Sciences / Société

Michael Jackson et R. Kelly ont-ils agressé des enfants parce qu’ils ont été agressés enfants?

Temps de lecture : 10 min

On dit souvent que les agresseurs sont d’anciennes victimes. Mais c’est un peu plus compliqué que ça.

Michael Jackson et son père Joe Jackson arrivent au palais de justice du comté de Santa Barbara le 25 avril 2005 à Santa Maria, en Californie, pour le procès du chanteur. | Ric Francis / Pool / AFP
Michael Jackson et son père Joe Jackson arrivent au palais de justice du comté de Santa Barbara le 25 avril 2005 à Santa Maria, en Californie, pour le procès du chanteur. | Ric Francis / Pool / AFP

Lorsque Wade, le mari d’Amanda Robson, lui a avoué qu’il avait subi des années d’attouchements infligés par Michael Jackson lorsqu’il était enfant, elle s’est inquiétée pour la sécurité de leur fils. «Est-ce qu’il y a la moindre ambiguïté dans les preuves d’amour que tu lui donnes?» dit-elle avoir demandé à Wade dans le documentaire de HBO Leaving Neverland.

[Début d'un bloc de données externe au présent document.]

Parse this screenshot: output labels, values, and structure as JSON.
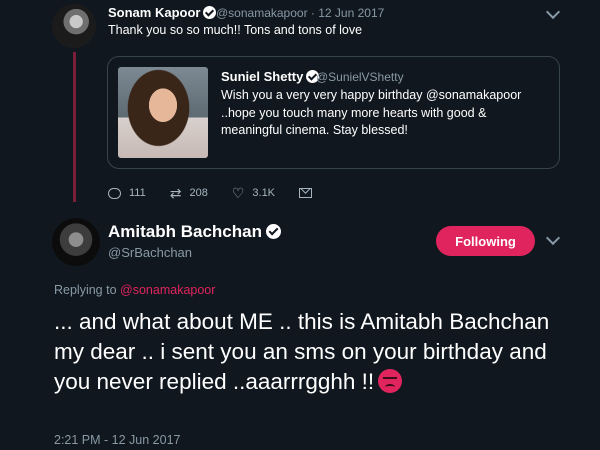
{
  "reply_tweet": {
    "author_name": "Sonam Kapoor",
    "handle_date": "@sonamakapoor · 12 Jun 2017",
    "text": "Thank you so so much!! Tons and tons of love",
    "quoted": {
      "author_name": "Suniel Shetty",
      "handle": "@SunielVShetty",
      "text": "Wish you a very very happy birthday @sonamakapoor ..hope you touch many more hearts with good & meaningful cinema. Stay blessed!"
    },
    "actions": {
      "replies": "111",
      "retweets": "208",
      "likes": "3.1K"
    }
  },
  "main_tweet": {
    "author_name": "Amitabh Bachchan",
    "handle": "@SrBachchan",
    "follow_label": "Following",
    "replying_prefix": "Replying to",
    "replying_to": "@sonamakapoor",
    "text": "... and what about ME .. this is Amitabh Bachchan my dear .. i sent you an sms on your birthday and you never replied ..aaarrrgghh !!",
    "emoji": "angry-face-emoji",
    "timestamp": "2:21 PM - 12 Jun 2017"
  },
  "colors": {
    "background": "#10171e",
    "accent": "#e0245e",
    "muted": "#8899a6",
    "border": "#38444d"
  }
}
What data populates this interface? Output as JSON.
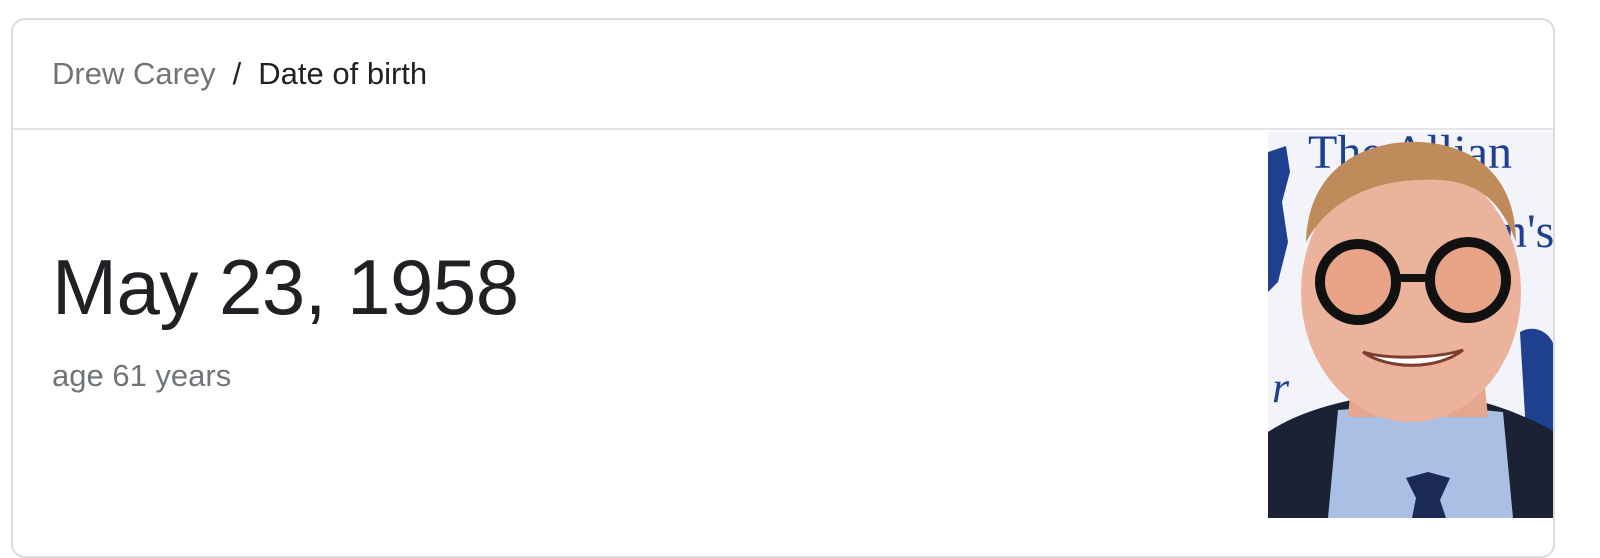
{
  "breadcrumb": {
    "parent": "Drew Carey",
    "separator": "/",
    "current": "Date of birth"
  },
  "answer": {
    "value": "May 23, 1958",
    "subtitle": "age 61 years"
  },
  "photo": {
    "backdrop_text_top": "The Allian",
    "backdrop_text_mid": "n's",
    "backdrop_text_low": "r"
  },
  "colors": {
    "secondary_text": "#70757a",
    "primary_text": "#202124",
    "border": "#dadce0"
  }
}
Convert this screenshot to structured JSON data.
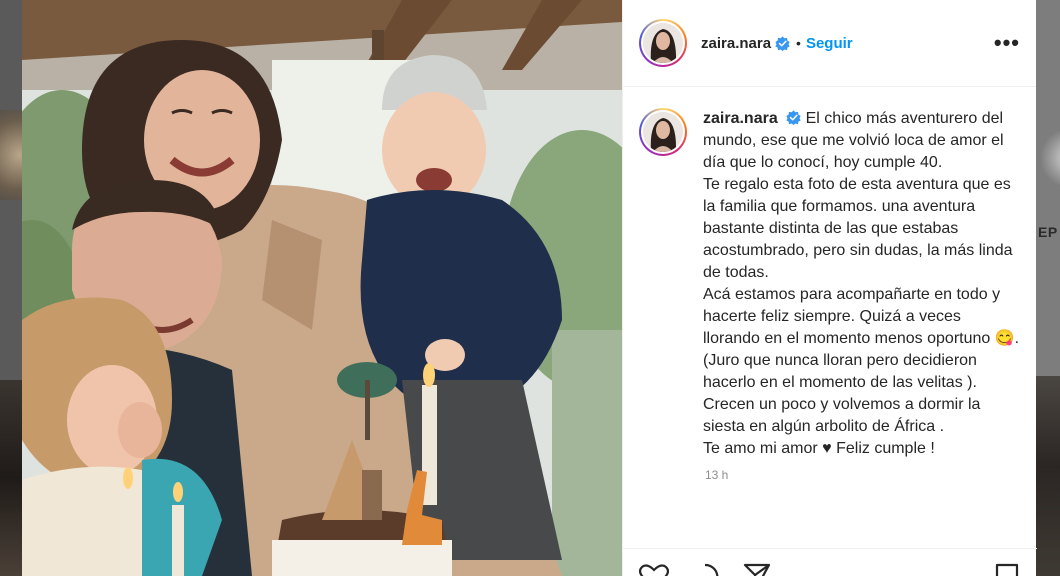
{
  "post": {
    "username": "zaira.nara",
    "follow_label": "Seguir",
    "separator": "•",
    "more_label": "•••",
    "caption_username": "zaira.nara",
    "caption": "El chico más aventurero del mundo, ese que me volvió loca de amor el día que lo conocí, hoy cumple 40.\nTe regalo esta foto de esta aventura que es la familia que formamos. una aventura bastante distinta de las que estabas acostumbrado, pero sin dudas, la más linda de todas.\nAcá estamos para acompañarte en todo y hacerte feliz siempre. Quizá a veces llorando en el momento menos oportuno 😋.\n(Juro que nunca lloran pero decidieron hacerlo en el momento de las velitas ).\nCrecen un poco y volvemos a dormir la siesta en algún arbolito de África .\nTe amo mi amor ♥ Feliz cumple !",
    "timestamp": "13 h"
  },
  "background": {
    "right_partial_text": "EP"
  },
  "icons": {
    "verified": "verified-badge-icon",
    "like": "heart-icon",
    "comment": "comment-icon",
    "share": "paper-plane-icon",
    "save": "bookmark-icon"
  },
  "colors": {
    "follow": "#0095f6",
    "verified": "#3897f0",
    "text": "#262626",
    "muted": "#8e8e8e"
  }
}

Son inquiétude à l’idée qu’en tant que victime supposée d’agressions sexuelles, son mari puisse constituer une menace en transmettant ce mal d’une génération à l’autre, reflète une vision à ce point ancrée dans la culture qu’elle fait rarement l’objet de débats. Or le «cycle de la violence», comme on le comprend souvent, n’est rien moins que du lyssenkisme psychologique: c’est une conviction en l’absence de toute preuve empirique claire que les agressions sexuelles vécues se transmettent de génération en génération et se reproduisent de manière spécifique. Or, la «transmission intergénérationnelle de la maltraitance», comme l’appellent les experts, est un phénomène très complexe. Et si une certaine vérité se cache derrière la manière dont l’idée est généralement présentée, on y décèle aussi un bon paquet de faussetés.

Agresseurs agressés

L’histoire de Michael Jackson en particulier a longtemps été contextualisée au moyen de cette hypothèse. Ses habitudes les plus excentriques –le parc d’attraction et le cinéma privés, les soirées pyjama qu’il organisait souvent avec de jeunes garçons prépubères, etc.–étaient souvent considérées comme des conséquences de la propre enfance volée et malheureuse du chanteur. Michael Jackson avait tellement peur de se retrouver en présence de Joe Jackson, son père violent, qu’il en vomissait parfois, avait-il confié à Oprah Winfrey dans une interview en 1993.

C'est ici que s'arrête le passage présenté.